Erdogan ausgebremst?
Die Wahlen zur Großen Nationalversammlung der Türkei vom 7. Juni brachten eine erfreuliche Überraschung für alle, die das Land seit den Präsidentschaftswahlen vom August letzten Jahres auf dem Weg in eine Präsidialdiktatur sahen. Erdogans AK-Partei verfehlte nicht nur die angestrebte Zweidrittelmehrheit, die ihr eine Verfassungsänderung in Richtung eines autoritären Systems ermöglicht hätte. Sie erreichte nicht einmal die absolute Mehrheit und blieb mit 41 Prozent der Stimmen um 8 Prozentpunkte hinter ihrem Wahlergebnis bei den Parlamentswahlen von 2011 zurück. Bei den Präsidentenwahlen vom August 2014 war Erdogan noch auf knapp 52 Prozent gekommen.
Dass die Machtambitionen des Präsidenten vorerst gescheitert sind, ist vor allem der Demokratischen Partei der Völker (HDP) zu verdanken. Sie konnte ihren Stimmenanteil verdoppeln und kam auf 13 Prozent. Die von Kurden dominierte Partei siegte nicht nur in den kurdischen Gebieten Südostanatoliens, sie konnte auch in den Großstädten des Westens viele nichtkurdische Wähler mobilisieren, die Erdogan und die AKP stoppen wollten.

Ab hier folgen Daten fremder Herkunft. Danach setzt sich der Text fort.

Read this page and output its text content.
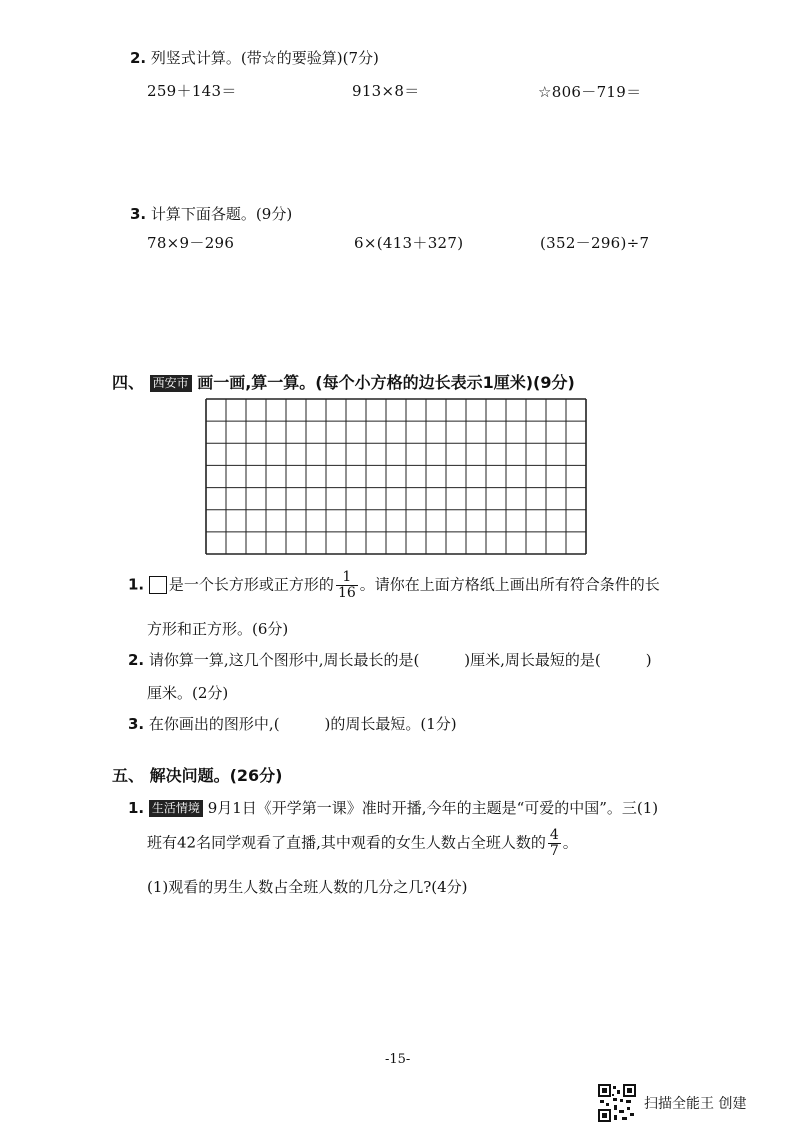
2. 列竖式计算。(带☆的要验算)(7分)
259＋143＝	913×8＝	☆806－719＝
3. 计算下面各题。(9分)
78×9－296	6×(413＋327)	(352－296)÷7
四、 西安市 画一画,算一算。(每个小方格的边长表示1厘米)(9分)
1. 是一个长方形或正方形的 $\frac{1}{16}$ 。请你在上面方格纸上画出所有符合条件的长
方形和正方形。(6分)
2. 请你算一算,这几个图形中,周长最长的是(　　　)厘米,周长最短的是(　　　)
厘米。(2分)
3. 在你画出的图形中,(　　　)的周长最短。(1分)
五、 解决问题。(26分)
1. 生活情境 9月1日《开学第一课》准时开播,今年的主题是“可爱的中国”。三(1)
班有42名同学观看了直播,其中观看的女生人数占全班人数的 $\frac{4}{7}$ 。
(1)观看的男生人数占全班人数的几分之几?(4分)
-15-
扫描全能王 创建
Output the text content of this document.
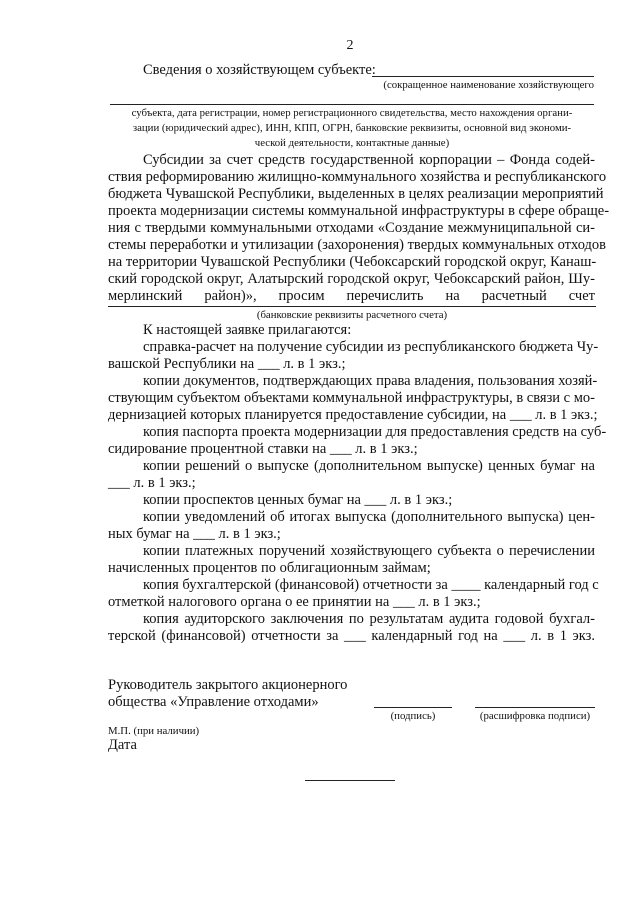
2
Сведения о хозяйствующем субъекте:
(сокращенное наименование хозяйствующего
субъекта, дата регистрации, номер регистрационного свидетельства, место нахождения органи-
зации (юридический адрес), ИНН, КПП, ОГРН, банковские реквизиты, основной вид экономи-
ческой деятельности, контактные данные)
Субсидии за счет средств государственной корпорации – Фонда содей-
ствия реформированию жилищно-коммунального хозяйства и республиканского
бюджета Чувашской Республики, выделенных в целях реализации мероприятий
проекта модернизации системы коммунальной инфраструктуры в сфере обраще-
ния с твердыми коммунальными отходами «Создание межмуниципальной си-
стемы переработки и утилизации (захоронения) твердых коммунальных отходов
на территории Чувашской Республики (Чебоксарский городской округ, Канаш-
ский городской округ, Алатырский городской округ, Чебоксарский район, Шу-
мерлинский район)», просим перечислить на расчетный счет
(банковские реквизиты расчетного счета)
К настоящей заявке прилагаются:
справка-расчет на получение субсидии из республиканского бюджета Чу-
вашской Республики на ___ л. в 1 экз.;
копии документов, подтверждающих права владения, пользования хозяй-
ствующим субъектом объектами коммунальной инфраструктуры, в связи с мо-
дернизацией которых планируется предоставление субсидии, на ___ л. в 1 экз.;
копия паспорта проекта модернизации для предоставления средств на суб-
сидирование процентной ставки на ___ л. в 1 экз.;
копии решений о выпуске (дополнительном выпуске) ценных бумаг на
___ л. в 1 экз.;
копии проспектов ценных бумаг на ___ л. в 1 экз.;
копии уведомлений об итогах выпуска (дополнительного выпуска) цен-
ных бумаг на ___ л. в 1 экз.;
копии платежных поручений хозяйствующего субъекта о перечислении
начисленных процентов по облигационным займам;
копия бухгалтерской (финансовой) отчетности за ____ календарный год с
отметкой налогового органа о ее принятии на ___ л. в 1 экз.;
копия аудиторского заключения по результатам аудита годовой бухгал-
терской (финансовой) отчетности за ___ календарный год на ___ л. в 1 экз.
Руководитель закрытого акционерного
общества «Управление отходами»
(подпись)	(расшифровка подписи)
М.П. (при наличии)
Дата
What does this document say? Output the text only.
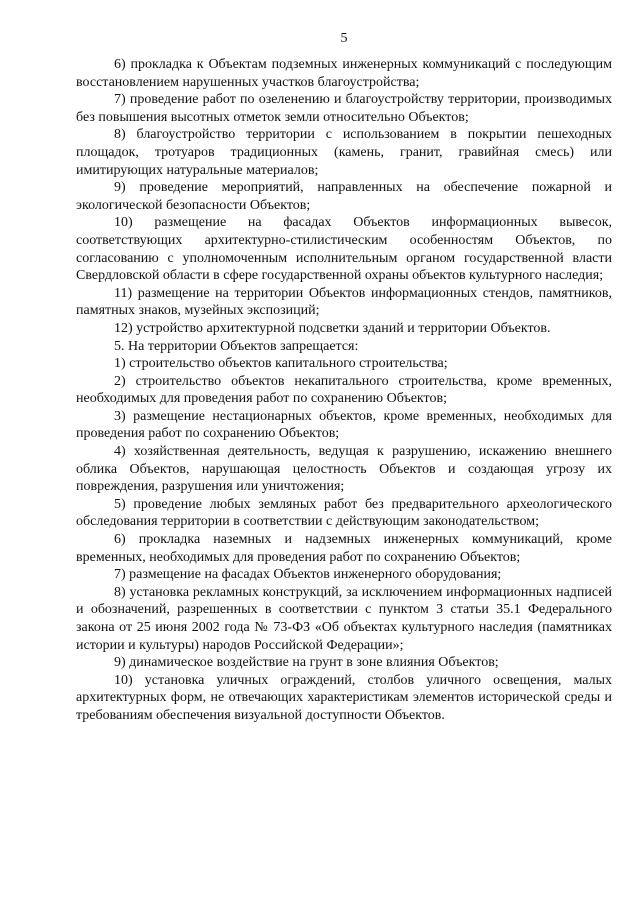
5

6) прокладка к Объектам подземных инженерных коммуникаций с последующим восстановлением нарушенных участков благоустройства;

7) проведение работ по озеленению и благоустройству территории, производимых без повышения высотных отметок земли относительно Объектов;

8) благоустройство территории с использованием в покрытии пешеходных площадок, тротуаров традиционных (камень, гранит, гравийная смесь) или имитирующих натуральные материалов;

9) проведение мероприятий, направленных на обеспечение пожарной и экологической безопасности Объектов;

10) размещение на фасадах Объектов информационных вывесок, соответствующих архитектурно-стилистическим особенностям Объектов, по согласованию с уполномоченным исполнительным органом государственной власти Свердловской области в сфере государственной охраны объектов культурного наследия;

11) размещение на территории Объектов информационных стендов, памятников, памятных знаков, музейных экспозиций;

12) устройство архитектурной подсветки зданий и территории Объектов.

5. На территории Объектов запрещается:

1) строительство объектов капитального строительства;

2) строительство объектов некапитального строительства, кроме временных, необходимых для проведения работ по сохранению Объектов;

3) размещение нестационарных объектов, кроме временных, необходимых для проведения работ по сохранению Объектов;

4) хозяйственная деятельность, ведущая к разрушению, искажению внешнего облика Объектов, нарушающая целостность Объектов и создающая угрозу их повреждения, разрушения или уничтожения;

5) проведение любых земляных работ без предварительного археологического обследования территории в соответствии с действующим законодательством;

6) прокладка наземных и надземных инженерных коммуникаций, кроме временных, необходимых для проведения работ по сохранению Объектов;

7) размещение на фасадах Объектов инженерного оборудования;

8) установка рекламных конструкций, за исключением информационных надписей и обозначений, разрешенных в соответствии с пунктом 3 статьи 35.1 Федерального закона от 25 июня 2002 года № 73-ФЗ «Об объектах культурного наследия (памятниках истории и культуры) народов Российской Федерации»;

9) динамическое воздействие на грунт в зоне влияния Объектов;

10) установка уличных ограждений, столбов уличного освещения, малых архитектурных форм, не отвечающих характеристикам элементов исторической среды и требованиям обеспечения визуальной доступности Объектов.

Die Entwicklung in der Türkei, die jetzt in eine neue Phase eingetreten ist, wurde in Le Monde diplomatique über die Jahre kontinuierlich verfolgt und interpretiert. Die Schritte Erdogans zur Aufhebung der Gewaltenteilung und zur Errichtung eines modernisierten „Sultanats“ wurden in den Beiträgen von Yavuz Baydar beschrieben, zuletzt im Dezember 2014 unter dem Titel „Ein Staat für Erdogan“. In unserem Türkei-Schwerpunkt vom Februar 2014 wurden auch die Kräfte porträtiert, die Erdogan für seine größten Feinde hält: Jürgen Seufert schrieb über die Gülen-Bewegung, Timour Muhidine über „Apachen und Poeten“, die junge Subkultur von Istanbul. Über den Umgang Erdogans mit seinen Kritikern berichteten bereits zwei Texte, die in Le Monde diplomatique vom Juli 2013 nachzulesen sind: Tristan Colona bilanzierte „Erdogans Versprechen – Erdogans Versagen“, und Yasar Adnan Adanali schilderte unter dem Titel „Istanbul brennt“ den brutalen Abriss eines alten Stadtviertels.